1. Field of the Invention
The present invention relates to numerical modeling and simulation methods, and particularly to a computerized method of modeling residual stresses during laser cutting that utilizes thermal diffusion and stress equations and a discretization numerical method to model temperature variation and residual stresses in a substrate material due to laser cutting therethrough of small diameter holes.
2. Description of the Related Art
In continuum mechanics, the concept of stress, introduced by Cauchy around 1822, is a measure of the average amount of force exerted per unit area of the surface on which internal forces act within a deformable body. In other words, stress is a measure of the intensity, or internal distribution, of the total internal forces acting within a deformable body across imaginary surfaces. These internal forces are produced between the particles in the body as a reaction to external forces applied on the body. External forces are either surface forces or body forces. Because the loaded deformable body is assumed as a continuum, these internal forces are distributed continuously within the volume of the material body; i.e. the stress distribution in the body is expressed as a piecewise continuous function of space coordinates and time.

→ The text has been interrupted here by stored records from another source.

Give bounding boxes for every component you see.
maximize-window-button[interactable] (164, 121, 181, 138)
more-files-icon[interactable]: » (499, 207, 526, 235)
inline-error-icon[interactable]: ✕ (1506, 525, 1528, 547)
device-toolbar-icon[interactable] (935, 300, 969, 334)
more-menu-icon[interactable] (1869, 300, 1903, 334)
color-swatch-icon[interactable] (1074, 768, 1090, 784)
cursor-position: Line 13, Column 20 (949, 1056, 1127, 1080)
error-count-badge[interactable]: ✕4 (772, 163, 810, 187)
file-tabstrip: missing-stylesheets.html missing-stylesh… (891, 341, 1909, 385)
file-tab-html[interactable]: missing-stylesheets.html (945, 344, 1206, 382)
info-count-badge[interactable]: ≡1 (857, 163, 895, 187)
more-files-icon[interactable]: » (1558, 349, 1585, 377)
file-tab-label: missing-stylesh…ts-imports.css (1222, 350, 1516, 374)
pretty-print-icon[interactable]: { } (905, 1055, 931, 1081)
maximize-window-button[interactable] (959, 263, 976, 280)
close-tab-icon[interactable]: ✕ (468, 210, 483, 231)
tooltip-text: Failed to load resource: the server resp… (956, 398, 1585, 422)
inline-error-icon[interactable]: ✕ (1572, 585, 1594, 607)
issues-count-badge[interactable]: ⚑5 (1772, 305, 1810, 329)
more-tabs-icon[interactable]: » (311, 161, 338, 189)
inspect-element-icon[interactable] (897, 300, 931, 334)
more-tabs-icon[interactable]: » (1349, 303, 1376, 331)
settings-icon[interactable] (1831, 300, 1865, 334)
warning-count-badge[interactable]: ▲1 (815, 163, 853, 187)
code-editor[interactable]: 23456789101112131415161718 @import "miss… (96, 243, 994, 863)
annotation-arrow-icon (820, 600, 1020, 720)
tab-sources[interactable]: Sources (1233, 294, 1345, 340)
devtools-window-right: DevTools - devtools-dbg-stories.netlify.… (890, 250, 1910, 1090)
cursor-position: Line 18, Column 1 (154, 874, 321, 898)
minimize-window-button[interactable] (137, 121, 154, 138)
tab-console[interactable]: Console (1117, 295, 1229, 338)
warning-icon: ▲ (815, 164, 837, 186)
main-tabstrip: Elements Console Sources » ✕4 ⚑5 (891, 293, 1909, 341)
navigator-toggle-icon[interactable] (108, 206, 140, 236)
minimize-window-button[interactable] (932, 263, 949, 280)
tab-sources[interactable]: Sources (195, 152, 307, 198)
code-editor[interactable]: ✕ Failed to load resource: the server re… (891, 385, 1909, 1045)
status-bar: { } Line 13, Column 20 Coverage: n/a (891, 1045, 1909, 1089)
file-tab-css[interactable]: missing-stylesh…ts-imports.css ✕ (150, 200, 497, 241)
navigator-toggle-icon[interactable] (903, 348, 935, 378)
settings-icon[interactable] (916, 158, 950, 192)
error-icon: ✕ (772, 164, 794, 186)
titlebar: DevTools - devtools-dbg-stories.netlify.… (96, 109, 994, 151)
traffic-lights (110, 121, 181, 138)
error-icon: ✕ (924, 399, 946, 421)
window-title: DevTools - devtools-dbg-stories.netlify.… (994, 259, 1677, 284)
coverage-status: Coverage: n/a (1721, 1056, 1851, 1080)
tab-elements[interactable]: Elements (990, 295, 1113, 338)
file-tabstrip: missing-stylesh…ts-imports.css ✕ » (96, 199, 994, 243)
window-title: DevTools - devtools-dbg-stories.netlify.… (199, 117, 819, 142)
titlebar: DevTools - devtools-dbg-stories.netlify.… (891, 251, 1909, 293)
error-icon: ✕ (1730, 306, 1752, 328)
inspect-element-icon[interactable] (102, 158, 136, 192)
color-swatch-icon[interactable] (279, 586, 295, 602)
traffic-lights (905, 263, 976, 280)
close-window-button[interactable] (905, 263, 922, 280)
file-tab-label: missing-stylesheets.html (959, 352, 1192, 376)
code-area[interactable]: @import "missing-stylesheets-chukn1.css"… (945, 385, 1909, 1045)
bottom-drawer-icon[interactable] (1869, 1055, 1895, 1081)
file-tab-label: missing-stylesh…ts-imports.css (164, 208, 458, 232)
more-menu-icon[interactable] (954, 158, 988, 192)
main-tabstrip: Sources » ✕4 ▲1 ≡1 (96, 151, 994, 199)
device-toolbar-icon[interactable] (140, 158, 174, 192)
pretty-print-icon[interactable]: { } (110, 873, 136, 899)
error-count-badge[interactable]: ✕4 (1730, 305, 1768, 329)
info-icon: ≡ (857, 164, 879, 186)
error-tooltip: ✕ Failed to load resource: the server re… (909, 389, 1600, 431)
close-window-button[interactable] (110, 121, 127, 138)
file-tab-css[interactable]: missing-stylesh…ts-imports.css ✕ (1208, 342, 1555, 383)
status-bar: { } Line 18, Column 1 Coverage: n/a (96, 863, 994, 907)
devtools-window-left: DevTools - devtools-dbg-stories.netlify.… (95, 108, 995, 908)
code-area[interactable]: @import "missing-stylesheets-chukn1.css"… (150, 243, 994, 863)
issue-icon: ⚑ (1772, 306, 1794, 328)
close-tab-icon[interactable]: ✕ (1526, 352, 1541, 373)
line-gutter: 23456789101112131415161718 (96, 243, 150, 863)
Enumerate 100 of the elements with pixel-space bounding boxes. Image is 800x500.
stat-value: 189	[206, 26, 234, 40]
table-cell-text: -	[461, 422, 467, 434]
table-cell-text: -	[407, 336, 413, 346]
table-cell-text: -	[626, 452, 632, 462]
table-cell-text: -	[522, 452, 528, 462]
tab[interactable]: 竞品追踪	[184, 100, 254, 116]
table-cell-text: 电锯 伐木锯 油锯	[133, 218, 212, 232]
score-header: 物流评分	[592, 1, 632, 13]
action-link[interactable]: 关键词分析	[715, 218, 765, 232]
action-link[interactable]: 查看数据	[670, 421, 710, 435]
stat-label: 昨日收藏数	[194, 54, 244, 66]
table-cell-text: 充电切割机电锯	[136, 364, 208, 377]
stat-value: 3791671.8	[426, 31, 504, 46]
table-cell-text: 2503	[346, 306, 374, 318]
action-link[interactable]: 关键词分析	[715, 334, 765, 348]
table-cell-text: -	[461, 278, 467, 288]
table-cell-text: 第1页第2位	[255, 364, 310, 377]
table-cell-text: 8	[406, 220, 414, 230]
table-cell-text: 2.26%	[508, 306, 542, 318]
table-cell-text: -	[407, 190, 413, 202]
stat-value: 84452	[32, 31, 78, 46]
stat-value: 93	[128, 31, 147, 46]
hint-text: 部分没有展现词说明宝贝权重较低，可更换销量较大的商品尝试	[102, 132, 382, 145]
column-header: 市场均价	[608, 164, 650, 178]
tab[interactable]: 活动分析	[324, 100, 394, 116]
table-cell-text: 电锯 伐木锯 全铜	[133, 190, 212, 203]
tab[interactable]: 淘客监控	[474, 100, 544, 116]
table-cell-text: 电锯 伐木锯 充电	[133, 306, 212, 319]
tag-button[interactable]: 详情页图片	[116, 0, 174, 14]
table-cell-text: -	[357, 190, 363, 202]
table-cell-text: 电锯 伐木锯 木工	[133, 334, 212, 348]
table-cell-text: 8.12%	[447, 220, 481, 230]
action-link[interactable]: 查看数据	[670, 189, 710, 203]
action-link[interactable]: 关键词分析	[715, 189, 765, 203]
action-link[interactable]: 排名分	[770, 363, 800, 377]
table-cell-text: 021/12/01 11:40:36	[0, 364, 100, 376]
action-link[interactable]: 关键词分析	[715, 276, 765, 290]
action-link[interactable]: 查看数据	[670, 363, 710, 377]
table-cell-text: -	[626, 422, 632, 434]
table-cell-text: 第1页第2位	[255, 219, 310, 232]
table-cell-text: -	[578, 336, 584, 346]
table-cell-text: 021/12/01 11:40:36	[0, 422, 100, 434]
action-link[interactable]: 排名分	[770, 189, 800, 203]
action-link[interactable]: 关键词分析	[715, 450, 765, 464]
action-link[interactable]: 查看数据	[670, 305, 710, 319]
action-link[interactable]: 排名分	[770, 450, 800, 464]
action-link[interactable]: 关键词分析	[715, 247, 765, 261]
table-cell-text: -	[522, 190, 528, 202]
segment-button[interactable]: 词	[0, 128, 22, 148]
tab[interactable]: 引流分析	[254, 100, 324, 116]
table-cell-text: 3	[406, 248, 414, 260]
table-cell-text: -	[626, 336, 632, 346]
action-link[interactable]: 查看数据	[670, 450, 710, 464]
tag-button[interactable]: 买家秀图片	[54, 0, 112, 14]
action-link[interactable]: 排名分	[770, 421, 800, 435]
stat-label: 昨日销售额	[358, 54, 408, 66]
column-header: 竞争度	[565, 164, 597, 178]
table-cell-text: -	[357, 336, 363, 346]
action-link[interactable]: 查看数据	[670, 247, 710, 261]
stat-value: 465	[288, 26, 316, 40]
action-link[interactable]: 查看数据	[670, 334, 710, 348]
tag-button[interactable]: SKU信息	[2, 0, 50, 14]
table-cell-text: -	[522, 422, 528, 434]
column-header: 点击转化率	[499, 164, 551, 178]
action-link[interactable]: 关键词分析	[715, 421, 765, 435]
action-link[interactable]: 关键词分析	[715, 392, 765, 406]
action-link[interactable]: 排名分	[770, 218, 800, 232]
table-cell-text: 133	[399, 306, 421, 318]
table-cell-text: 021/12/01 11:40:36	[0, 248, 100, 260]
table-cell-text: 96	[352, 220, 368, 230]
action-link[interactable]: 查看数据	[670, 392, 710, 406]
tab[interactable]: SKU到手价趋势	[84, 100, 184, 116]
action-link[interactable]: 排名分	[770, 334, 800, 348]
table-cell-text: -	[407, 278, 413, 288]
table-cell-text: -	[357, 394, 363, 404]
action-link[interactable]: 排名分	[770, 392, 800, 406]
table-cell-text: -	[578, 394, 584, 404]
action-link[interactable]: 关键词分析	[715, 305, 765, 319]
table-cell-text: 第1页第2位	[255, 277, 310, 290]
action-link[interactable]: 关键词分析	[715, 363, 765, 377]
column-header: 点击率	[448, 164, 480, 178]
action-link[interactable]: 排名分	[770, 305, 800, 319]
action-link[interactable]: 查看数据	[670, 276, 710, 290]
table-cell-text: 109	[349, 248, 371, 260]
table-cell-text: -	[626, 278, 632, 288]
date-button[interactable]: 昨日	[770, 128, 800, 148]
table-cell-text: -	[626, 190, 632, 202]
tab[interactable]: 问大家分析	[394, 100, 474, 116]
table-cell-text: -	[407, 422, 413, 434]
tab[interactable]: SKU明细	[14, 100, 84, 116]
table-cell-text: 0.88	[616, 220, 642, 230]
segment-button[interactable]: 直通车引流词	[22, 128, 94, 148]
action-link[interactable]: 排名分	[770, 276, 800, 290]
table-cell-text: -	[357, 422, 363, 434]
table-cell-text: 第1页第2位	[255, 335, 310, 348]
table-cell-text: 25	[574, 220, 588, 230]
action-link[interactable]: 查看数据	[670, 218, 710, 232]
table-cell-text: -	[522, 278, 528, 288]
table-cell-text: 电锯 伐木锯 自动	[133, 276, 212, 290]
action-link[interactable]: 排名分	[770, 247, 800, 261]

For the simple case of a body which is axially loaded (e.g., a prismatic bar subjected to tension or compression by a force passing through its centroid), the stress σ, or intensity of the distribution of internal forces, can be obtained by dividing the total tensile or compressive force F by the cross-sectional area A upon which it is acting, or
  σ  =            F      A        .  
In this simplified case, the stress σ is represented by a scalar called engineering stress or nominal stress that represents an average stress over the area; i.e., the stress in the cross section is uniformly distributed. In general, however, the stress is not uniformly distributed over a cross section of a material body, and consequently the stress at a point on a given area is different than the average stress over the entire area. Therefore, it is necessary to define the stress not at a given area but at a specific point in the body. According to Cauchy, the stress at any point in an object, assumed to be a continuum, is completely defined by the nine components σij of a second order tensor known as the Cauchy stress tensor.
The yield strength or yield point of a material is defined in engineering and materials science as the stress at which a material begins to deform plastically. Prior to the yield point, the material will deform elastically and will return to its original shape when the applied stress is removed. Once the yield point is passed some fraction of the deformation will be permanent and non-reversible. In the three-dimensional space of the principal stresses (σ1, σ2, σ3), an infinite number of yield points form together a yield surface.
Knowledge of the yield point is vital when designing a component, since it generally represents an upper limit to the load that can be applied. It is also important for the control of many materials production techniques such as forging, rolling, or pressing. In structural engineering, this is a soft failure mode, which does not normally cause catastrophic failure or ultimate failure unless it accelerates buckling.
The laser cutting process finds wide applications in industry, due to its precise operation, rapid processing, and the low heat-affected zone generated around the cut edges. The temperature rise in the irradiated region generates molten metal, and removal of the molten metal from the workpiece forms the cut edges. Although the temperature rise in the molten metal is higher than the melting temperature of the substrate material, temperature remains almost at the melting temperature at the kerf edges. This is due to heat transfer between the molten metal and the substrate material at the solid-liquid interface. Consequently, the cut edges cannot extend further into the solid substrate, and the size of the kerf width remains almost constant during the cutting process. Although temperature at the cut edge in the region of the laser-irradiated spot remains at the melting temperature of the substrate material, high temperature gradients within the neighboring solid phase can result. The high temperature gradient around the cut edges results in the development of thermal stresses during the cutting process.
Since these thermal stress levels exceed the elastic limit of the substrate material, residual stresses are developed along the cutting edge. This situation becomes severe for the cutting of relatively small-diameter holes in the substrate, which, in turn, influences the quality of the end product. Consequently, modeling and simulation of the laser cutting of small-diameter holes and the residual stress developed around the cut edges becomes essential.
Thus, a method of modeling residual stresses during laser cutting solving the aforementioned problems is desired.